Fachri juga menjelaskan kegiatan ini merupakan persiapan Pemkab Labusel menuju Paritrana Award tahun 2020. Paritrana berasal dari Bahasa Sansekerta yang berarti Perlindungan. Tujuan Paritrana Award adalah meningkatkan peran Pemkab dalam mengoptimalkan perlindungan jaminan sosial ketenagakerjaan serta awareness dan citra positif pemerintah.

“Sesuai amanah UU No. 24 tahun 2011 bahwa “Setiap orang, termasuk orang asing yang bekerja paling singkat 6 (enam) bulan di Indonesia, wajib menjadi peserta program jaminan sosial,” tambahnya.

Selanjutnya Fachri menjelaskan BPJamsostek selaku badan hukum publik menyelenggarkan program Jaminan Kecelakaan Kerja, Jaminan Kematian, Jaminan Hari Tua, dan Jaminan Pensiun.

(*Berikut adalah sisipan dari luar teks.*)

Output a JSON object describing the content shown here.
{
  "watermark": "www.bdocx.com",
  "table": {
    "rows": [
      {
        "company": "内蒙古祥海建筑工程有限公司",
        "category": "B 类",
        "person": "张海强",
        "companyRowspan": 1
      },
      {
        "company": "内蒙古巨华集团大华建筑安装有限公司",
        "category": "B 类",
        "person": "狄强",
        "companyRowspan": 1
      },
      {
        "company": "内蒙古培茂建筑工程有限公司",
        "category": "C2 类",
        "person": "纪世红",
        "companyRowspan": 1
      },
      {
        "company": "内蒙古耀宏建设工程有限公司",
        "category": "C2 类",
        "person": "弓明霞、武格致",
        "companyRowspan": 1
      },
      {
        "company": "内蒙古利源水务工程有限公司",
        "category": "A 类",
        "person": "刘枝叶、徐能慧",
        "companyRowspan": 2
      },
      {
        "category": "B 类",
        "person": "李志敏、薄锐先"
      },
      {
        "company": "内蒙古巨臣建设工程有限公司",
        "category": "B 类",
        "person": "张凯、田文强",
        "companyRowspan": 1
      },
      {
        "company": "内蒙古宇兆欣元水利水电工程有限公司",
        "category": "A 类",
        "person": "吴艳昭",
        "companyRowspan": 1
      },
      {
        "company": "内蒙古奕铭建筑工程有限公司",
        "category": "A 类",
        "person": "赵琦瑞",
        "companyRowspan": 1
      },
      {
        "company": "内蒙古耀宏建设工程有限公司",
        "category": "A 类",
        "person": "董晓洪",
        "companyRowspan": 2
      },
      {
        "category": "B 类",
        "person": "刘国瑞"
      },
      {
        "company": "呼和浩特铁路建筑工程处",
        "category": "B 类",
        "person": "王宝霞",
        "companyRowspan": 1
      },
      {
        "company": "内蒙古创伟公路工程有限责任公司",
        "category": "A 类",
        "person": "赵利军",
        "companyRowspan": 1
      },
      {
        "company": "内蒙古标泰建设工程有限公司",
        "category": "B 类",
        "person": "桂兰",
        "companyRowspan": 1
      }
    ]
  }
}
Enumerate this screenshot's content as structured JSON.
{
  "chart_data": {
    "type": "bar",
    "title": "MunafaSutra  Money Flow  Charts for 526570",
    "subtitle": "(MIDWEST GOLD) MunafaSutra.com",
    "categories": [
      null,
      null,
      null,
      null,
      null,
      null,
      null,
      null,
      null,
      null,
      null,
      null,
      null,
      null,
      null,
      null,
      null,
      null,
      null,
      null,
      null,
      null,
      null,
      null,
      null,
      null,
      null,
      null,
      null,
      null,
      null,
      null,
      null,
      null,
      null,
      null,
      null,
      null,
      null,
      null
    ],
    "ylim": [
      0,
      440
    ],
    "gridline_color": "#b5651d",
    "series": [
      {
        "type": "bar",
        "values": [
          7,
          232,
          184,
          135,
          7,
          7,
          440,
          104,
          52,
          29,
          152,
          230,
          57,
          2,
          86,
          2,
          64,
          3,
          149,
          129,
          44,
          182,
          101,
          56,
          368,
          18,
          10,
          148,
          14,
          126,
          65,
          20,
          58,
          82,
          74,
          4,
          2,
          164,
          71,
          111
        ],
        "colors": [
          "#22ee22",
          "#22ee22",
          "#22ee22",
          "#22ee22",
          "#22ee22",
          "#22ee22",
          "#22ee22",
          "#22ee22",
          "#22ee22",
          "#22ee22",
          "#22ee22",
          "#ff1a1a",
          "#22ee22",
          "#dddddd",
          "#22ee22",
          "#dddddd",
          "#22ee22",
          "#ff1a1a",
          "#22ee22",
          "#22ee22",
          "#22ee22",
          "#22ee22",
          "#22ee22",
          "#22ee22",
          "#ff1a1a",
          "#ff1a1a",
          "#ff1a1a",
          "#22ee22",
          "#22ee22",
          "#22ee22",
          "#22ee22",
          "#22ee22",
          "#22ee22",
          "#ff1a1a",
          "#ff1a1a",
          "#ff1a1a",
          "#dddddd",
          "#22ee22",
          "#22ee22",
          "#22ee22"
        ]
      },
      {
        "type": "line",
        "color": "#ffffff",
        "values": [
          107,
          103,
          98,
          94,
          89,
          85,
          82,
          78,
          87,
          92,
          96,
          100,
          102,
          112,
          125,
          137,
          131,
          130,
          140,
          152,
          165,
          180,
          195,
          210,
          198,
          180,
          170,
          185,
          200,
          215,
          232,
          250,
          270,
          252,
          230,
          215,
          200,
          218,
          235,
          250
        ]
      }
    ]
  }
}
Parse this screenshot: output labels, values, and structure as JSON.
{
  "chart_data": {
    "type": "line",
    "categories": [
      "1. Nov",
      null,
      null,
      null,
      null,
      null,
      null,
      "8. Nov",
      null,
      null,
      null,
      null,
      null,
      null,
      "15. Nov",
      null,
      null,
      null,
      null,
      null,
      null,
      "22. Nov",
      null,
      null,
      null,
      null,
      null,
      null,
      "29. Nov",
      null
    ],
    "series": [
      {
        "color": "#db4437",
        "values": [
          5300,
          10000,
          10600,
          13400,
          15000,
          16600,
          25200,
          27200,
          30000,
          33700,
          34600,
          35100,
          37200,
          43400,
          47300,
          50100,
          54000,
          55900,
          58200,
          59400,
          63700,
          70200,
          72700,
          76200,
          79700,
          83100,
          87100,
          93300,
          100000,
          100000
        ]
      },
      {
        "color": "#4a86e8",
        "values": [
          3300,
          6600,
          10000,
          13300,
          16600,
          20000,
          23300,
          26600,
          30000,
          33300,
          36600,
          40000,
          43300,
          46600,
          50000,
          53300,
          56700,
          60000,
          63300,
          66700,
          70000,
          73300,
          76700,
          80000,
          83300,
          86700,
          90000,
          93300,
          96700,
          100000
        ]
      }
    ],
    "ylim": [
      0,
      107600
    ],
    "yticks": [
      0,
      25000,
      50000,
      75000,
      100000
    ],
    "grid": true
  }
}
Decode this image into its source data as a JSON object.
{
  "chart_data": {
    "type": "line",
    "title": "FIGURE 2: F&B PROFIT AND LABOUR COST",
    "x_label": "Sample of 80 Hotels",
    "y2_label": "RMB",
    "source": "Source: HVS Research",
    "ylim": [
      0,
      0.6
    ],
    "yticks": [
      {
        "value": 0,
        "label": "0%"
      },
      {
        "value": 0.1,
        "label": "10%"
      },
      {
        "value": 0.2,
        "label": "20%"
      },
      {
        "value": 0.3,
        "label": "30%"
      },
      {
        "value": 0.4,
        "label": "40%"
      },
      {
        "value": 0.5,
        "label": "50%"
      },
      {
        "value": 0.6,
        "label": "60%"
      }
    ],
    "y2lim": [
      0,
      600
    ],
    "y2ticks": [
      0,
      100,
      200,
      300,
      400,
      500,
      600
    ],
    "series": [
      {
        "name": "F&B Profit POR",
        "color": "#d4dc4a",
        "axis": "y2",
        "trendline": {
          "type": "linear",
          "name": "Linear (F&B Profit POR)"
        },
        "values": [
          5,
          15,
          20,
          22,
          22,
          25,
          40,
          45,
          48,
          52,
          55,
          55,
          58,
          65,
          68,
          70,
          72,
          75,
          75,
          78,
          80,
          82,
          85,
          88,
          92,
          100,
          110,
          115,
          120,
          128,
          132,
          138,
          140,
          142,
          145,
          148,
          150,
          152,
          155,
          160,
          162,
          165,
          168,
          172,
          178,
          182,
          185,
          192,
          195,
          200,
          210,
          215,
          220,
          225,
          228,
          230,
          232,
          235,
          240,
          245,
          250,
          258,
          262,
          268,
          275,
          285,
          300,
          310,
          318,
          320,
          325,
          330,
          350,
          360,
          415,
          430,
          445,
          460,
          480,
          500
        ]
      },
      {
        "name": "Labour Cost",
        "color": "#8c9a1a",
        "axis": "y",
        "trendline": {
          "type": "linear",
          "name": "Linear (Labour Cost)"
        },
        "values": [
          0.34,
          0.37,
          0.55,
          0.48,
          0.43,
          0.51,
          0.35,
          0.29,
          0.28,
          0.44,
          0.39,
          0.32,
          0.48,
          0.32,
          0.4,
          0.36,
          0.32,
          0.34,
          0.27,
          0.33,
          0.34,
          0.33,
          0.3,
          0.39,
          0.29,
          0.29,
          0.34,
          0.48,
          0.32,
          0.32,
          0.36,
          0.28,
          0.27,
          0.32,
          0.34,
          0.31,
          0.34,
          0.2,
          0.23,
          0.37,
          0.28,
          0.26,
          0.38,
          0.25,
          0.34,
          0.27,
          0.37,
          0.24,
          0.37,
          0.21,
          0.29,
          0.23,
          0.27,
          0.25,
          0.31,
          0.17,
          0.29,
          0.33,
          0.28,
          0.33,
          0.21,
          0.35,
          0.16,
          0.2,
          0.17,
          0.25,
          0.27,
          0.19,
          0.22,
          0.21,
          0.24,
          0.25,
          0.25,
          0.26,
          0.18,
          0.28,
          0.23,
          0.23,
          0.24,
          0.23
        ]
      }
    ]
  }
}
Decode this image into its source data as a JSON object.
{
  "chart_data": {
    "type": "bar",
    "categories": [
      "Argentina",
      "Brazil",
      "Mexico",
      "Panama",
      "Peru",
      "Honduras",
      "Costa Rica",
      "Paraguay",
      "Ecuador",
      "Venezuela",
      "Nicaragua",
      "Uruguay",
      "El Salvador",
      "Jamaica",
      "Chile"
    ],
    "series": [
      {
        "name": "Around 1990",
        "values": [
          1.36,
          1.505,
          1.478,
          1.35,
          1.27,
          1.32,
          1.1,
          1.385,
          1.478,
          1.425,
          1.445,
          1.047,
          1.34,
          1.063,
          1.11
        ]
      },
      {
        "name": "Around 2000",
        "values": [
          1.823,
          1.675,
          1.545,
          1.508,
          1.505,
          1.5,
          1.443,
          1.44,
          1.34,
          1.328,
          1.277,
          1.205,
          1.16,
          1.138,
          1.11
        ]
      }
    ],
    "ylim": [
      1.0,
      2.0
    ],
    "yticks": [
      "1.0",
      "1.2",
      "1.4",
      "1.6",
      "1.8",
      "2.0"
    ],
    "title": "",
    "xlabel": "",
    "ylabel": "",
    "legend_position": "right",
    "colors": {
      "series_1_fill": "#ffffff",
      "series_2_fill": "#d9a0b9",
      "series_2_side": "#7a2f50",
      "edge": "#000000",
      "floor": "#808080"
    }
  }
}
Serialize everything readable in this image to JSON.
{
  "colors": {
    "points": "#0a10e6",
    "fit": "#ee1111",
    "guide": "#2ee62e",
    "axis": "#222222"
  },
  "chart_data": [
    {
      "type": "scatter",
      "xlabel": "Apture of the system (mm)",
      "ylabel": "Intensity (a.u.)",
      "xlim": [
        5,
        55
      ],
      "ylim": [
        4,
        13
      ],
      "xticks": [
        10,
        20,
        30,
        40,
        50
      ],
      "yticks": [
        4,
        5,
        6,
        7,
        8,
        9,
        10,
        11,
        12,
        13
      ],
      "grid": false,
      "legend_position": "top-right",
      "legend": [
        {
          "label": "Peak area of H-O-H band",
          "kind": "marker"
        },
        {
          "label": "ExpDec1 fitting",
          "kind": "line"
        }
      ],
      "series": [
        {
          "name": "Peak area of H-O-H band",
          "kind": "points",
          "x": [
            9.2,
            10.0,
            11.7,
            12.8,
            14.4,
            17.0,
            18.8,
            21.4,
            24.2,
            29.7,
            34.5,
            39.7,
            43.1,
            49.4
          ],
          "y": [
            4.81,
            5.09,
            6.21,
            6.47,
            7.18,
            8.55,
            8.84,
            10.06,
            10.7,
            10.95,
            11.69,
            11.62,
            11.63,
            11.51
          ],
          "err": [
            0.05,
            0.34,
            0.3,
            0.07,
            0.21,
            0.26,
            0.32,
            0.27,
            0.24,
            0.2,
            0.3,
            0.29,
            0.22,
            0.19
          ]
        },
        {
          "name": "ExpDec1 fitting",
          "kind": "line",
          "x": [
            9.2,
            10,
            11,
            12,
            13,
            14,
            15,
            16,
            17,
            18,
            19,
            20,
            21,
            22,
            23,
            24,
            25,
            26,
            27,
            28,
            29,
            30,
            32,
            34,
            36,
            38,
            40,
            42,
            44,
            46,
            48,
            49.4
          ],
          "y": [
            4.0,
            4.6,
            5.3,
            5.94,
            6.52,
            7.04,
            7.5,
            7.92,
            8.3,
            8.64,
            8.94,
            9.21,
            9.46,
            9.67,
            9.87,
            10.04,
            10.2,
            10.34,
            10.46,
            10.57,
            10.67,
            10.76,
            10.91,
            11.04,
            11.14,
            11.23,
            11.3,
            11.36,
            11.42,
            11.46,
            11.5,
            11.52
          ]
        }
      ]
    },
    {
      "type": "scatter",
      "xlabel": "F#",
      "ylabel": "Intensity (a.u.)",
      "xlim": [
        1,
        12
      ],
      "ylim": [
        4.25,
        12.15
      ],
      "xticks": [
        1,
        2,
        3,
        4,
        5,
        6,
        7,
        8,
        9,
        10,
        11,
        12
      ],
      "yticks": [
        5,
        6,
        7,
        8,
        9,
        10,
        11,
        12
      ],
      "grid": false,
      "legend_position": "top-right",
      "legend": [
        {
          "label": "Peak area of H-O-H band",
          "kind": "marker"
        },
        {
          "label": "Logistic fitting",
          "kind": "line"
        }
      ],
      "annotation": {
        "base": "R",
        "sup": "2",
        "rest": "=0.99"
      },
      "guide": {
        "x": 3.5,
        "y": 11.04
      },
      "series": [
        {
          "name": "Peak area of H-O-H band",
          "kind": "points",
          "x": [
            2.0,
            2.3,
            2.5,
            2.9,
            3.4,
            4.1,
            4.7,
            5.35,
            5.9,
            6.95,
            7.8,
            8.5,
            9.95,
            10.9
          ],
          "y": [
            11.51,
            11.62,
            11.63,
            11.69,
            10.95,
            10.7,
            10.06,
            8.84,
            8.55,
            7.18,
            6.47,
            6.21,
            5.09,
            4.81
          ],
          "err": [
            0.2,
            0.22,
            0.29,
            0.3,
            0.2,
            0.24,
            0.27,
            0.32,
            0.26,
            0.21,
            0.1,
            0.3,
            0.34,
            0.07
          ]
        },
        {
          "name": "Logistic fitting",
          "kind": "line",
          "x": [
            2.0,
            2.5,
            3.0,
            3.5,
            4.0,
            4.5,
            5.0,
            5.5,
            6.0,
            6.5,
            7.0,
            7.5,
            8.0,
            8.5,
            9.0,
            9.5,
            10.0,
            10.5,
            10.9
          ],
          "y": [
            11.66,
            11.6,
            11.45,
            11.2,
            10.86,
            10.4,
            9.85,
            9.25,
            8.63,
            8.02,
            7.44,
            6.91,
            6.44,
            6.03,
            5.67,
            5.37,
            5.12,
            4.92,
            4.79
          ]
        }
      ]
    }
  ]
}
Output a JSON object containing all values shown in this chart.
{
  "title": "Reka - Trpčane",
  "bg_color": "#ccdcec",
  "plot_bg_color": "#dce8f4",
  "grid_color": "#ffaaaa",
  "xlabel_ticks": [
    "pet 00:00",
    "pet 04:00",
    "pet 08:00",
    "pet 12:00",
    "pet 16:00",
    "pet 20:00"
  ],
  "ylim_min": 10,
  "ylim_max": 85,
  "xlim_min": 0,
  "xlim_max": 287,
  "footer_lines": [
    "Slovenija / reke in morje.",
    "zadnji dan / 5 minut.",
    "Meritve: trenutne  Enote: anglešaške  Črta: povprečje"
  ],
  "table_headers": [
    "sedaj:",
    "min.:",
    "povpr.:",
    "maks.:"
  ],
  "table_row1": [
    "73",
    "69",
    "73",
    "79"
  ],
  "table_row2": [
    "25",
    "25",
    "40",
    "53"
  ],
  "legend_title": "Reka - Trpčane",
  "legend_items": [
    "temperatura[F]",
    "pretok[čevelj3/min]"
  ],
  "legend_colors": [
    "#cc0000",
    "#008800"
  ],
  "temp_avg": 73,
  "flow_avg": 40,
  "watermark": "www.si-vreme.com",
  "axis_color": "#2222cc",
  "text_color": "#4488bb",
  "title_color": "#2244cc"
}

“Manfaat jaminan kematian apabila peserta meninggal dunia ahli waris menerima santunan sebesar 42jt, untuk manfaat jaminan kecelakaan kerja pembiayaan ditanggung sampai sembuh sesuai kebutuhan medis, santunan upah selama belum mampu bekerja, santunan cacat, santunan meninggal dunia akibat kecelakaan kerja sebesar 48 kali upah serta beasiswa bagi 2 orang anak sampai dengan kuliah,” jelasnya.

Asisten I Pemkab Labusel, Ahmad Fuad menjelaskan pemkab akan terus mendukung pelaksanaan jaminan sosial ketenagakerjaan.

“Hal itu tak terlepas dari manfaat yang sudah diterima peserta atau keluarganya,” jelas Ahmad.

Ia juga mengatakan setiap orang yang mengurus izin usaha sudah diwajibkan menjadi peserta BPJS Ketenagakerjaan sejak tahun 2017 yang kemudain nantinya akan dibuatkan Peraturan Bupati.

“Bagi kepesertaan aparat desa dan non-ASN yang nantinya akan disesuaikan dengan kemampuan anggaran daerah,” kata Ahmad.

Pembahasan rapat diikuti oleh Sekretaris Daerah yang diwakili oleh Asisten I bidang pemerintahan dan kesra bersama OPD terkait, turut hadir juga Kepala Cabang BPJamsostek Kisaran Zeddy Agusdien.